![]() |
|
Loretta von Salm: Herkunft und Familie |
|
Günther Böse
![]() |
| Ruine Hunolstein um 1866 |
Loretta, die spätere Gräfin von Sponheim, stammte aus dem gräflichen Hause Salm, das
den Sponheimern an Alter und Rang ebenbürtig war.
Der bedeutendste Vertreter des Geschlechts, dessen Stammburg in den Ardennen lag, war Graf
Hermann von Salm, von 1081-88 glückloser Gegenkönig Heinrichs IV. Nach der Spaltung des
Hauses in die alte luxemburgische und eine jüngere elsässische Linie, die sich nun
Nieder-Salm und Ober-Salm nannten, erbaute sich Graf Heinrich II. in den Vogesen, nicht
weit vom Donon im Steintal (westlich von Schirmeck) die neue Stammburg.
Sein Enkel; Heinrich IV. (t1293), heiratete 1242 Loretta, eine der fünf Erbtöchter
des letzten Grafen von Kastel an der Blies und der Gräfin Agnes von Sayn, der Erbin von
halb Hunolstein.
Der langwierige, kostspielige Kampf um das Blieskasteler Erbe, das auch der Herzog von
Lothringen beanspruchte, richtete den Grafen von Ober-Salm finanziell zugrunde. 1284
mußte er die Grafschaft Blieskastel und die Herrschaft Schaumberg bei Tholey an den
Bischof von Metz verkaufen; nur die Herrschaft Püttlingen bei Saargemünd behielt er als
Metzer Lehen. Teile der Besitzungen um Hunolstein war er gezwungen, nach und nach zu
verpfänden oder zu veräußern.
Seinem Sohn Johann I., der 1296 die Burg Hunolstein für 2000 Pfund Trierer Heller an
seinen Lehnsmann Nikolaus Vogt von Hunolstein abtrat, verblieben auf dem Hunsrück nur
Restrechte.

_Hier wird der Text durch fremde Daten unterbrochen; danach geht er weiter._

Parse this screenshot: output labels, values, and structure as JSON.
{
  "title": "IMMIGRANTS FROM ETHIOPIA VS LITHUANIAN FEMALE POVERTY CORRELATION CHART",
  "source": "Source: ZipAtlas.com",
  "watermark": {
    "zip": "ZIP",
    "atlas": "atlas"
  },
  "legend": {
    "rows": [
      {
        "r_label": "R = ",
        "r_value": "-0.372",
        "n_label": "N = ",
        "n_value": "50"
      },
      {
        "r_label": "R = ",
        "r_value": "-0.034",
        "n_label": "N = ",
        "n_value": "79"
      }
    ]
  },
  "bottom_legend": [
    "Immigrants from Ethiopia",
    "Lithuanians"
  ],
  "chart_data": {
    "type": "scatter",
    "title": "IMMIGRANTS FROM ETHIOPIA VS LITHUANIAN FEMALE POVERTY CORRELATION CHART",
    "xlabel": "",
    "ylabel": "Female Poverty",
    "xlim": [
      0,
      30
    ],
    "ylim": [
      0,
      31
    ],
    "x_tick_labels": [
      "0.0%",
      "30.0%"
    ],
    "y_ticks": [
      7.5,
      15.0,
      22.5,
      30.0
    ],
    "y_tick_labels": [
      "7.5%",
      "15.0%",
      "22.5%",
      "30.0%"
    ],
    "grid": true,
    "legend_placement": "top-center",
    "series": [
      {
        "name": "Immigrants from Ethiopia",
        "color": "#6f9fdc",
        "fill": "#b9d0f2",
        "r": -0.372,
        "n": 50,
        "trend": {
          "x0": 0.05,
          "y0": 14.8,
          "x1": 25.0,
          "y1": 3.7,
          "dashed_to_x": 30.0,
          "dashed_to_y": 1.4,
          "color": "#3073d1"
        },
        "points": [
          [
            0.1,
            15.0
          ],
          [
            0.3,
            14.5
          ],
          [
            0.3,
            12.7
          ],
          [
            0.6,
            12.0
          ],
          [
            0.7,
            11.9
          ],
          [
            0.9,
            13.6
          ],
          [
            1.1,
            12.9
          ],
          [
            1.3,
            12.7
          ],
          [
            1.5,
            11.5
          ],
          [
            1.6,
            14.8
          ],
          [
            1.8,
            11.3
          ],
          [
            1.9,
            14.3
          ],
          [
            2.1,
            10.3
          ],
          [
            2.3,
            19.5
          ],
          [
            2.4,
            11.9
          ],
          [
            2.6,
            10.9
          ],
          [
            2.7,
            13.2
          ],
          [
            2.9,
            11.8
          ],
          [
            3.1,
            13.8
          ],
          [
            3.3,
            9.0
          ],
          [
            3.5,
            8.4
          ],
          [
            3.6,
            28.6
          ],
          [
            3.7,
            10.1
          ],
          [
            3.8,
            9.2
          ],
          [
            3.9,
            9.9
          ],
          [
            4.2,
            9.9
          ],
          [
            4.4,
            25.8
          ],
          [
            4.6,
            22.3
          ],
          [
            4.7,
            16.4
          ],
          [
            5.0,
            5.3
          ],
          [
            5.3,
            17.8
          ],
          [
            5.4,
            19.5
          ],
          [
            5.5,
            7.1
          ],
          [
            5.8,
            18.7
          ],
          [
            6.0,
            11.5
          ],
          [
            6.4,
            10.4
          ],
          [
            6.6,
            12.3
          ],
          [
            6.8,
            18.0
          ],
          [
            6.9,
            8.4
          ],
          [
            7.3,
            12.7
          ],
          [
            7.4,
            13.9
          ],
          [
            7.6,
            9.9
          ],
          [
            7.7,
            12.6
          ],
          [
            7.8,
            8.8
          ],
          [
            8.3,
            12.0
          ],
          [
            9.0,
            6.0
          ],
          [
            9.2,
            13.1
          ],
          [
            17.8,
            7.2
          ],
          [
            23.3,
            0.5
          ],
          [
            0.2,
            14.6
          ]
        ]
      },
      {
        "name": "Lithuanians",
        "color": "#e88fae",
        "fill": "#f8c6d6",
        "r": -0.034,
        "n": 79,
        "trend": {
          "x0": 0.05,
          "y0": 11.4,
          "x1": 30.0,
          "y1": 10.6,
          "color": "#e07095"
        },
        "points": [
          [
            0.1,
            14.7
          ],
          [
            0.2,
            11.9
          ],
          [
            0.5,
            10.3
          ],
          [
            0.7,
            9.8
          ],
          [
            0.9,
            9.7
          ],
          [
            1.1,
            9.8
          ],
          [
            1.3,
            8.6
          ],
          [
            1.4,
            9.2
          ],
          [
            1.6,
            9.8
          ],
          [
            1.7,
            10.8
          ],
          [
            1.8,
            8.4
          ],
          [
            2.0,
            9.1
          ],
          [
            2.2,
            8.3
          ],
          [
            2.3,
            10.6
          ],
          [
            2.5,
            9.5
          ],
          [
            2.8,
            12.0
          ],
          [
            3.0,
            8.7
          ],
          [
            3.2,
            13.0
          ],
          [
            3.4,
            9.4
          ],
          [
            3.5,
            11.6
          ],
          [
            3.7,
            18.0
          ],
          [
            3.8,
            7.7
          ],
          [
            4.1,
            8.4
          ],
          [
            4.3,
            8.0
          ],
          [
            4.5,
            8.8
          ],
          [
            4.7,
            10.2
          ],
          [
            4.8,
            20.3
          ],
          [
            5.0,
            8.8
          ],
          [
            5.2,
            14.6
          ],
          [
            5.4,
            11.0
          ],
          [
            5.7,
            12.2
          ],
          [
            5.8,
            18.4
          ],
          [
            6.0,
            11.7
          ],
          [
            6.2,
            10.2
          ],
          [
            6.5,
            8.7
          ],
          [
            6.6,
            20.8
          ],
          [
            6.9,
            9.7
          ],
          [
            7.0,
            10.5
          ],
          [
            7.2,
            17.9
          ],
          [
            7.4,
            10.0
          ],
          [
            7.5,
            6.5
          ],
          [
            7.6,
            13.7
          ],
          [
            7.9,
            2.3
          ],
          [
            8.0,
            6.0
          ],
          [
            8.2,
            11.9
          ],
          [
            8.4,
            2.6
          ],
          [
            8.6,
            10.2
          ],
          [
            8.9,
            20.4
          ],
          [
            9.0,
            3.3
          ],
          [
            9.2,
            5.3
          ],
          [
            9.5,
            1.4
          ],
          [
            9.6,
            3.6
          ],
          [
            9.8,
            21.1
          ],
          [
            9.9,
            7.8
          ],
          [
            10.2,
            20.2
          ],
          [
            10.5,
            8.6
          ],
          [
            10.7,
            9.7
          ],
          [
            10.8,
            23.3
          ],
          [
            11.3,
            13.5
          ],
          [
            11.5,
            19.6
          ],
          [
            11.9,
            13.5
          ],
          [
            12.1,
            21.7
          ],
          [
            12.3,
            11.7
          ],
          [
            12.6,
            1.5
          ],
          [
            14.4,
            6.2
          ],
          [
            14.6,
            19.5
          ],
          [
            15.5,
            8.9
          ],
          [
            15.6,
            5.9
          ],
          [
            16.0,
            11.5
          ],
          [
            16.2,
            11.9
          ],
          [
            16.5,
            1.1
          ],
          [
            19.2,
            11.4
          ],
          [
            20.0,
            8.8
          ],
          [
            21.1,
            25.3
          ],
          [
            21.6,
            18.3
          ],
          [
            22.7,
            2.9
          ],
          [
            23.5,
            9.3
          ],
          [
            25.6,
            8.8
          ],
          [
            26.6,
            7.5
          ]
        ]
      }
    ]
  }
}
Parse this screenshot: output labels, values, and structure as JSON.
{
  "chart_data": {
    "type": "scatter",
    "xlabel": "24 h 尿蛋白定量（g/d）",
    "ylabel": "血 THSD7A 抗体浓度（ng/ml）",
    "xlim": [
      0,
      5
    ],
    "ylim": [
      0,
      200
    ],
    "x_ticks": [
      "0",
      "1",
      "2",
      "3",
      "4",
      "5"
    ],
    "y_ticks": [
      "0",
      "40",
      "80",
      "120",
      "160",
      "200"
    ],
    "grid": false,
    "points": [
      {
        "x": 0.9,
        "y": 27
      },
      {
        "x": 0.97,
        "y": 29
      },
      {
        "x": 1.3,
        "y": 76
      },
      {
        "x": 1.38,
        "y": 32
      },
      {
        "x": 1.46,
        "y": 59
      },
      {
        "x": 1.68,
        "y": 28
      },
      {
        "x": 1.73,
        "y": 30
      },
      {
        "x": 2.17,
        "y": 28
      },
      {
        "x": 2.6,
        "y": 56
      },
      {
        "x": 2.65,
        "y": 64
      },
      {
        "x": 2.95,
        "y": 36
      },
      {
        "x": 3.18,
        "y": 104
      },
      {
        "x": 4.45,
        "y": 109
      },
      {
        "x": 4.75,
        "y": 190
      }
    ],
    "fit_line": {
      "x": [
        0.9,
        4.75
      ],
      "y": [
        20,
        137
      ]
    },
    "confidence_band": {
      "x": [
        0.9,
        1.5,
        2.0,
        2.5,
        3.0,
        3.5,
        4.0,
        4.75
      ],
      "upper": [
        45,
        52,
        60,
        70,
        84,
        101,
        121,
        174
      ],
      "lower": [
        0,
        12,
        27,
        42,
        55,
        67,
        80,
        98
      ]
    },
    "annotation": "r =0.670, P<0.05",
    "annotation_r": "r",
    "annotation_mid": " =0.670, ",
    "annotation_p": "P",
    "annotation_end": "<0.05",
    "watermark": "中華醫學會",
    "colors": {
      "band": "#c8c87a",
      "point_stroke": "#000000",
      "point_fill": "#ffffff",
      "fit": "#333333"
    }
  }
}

Der verarmte Salmer hatte 1291 die lothringische Adelige Jeanne von Joinville
geheiratet, die ihm vier Söhne und zwei Töchter gebar. Das dritte ihrer sechs Kinder war
unsere nach der Blieskasteler Großmutter benannte Loretta; ihr Name kommt in Quellen auch
als Lorette, Lorethe, Lauretta vor.
Sie ist vor 1300 auf einer der vier dem Vater verbliebenen Burgen geboren, auf Salm oder
Langenstein im Elsaß, Püttlingen oder Mörchingen in Lothringen. Lorettas ältester
Bruder Johann starb schon 1313; der zweitgeborene Heinrich wurde Geistlicher mit mehreren
Domherrenstellen, war Abt von Thuyn (bei Lüttich) und starb als Hofkaplan des Papstes
Johannes XXII. 1318 in Avignon.
Der dritte Bruder, Graf Simon de Saumes, fiel als Parteigänger des französichen
Königs wie der Böhmenkönig Johann in der Schlacht von Crecy 1346 gegen die Engländer.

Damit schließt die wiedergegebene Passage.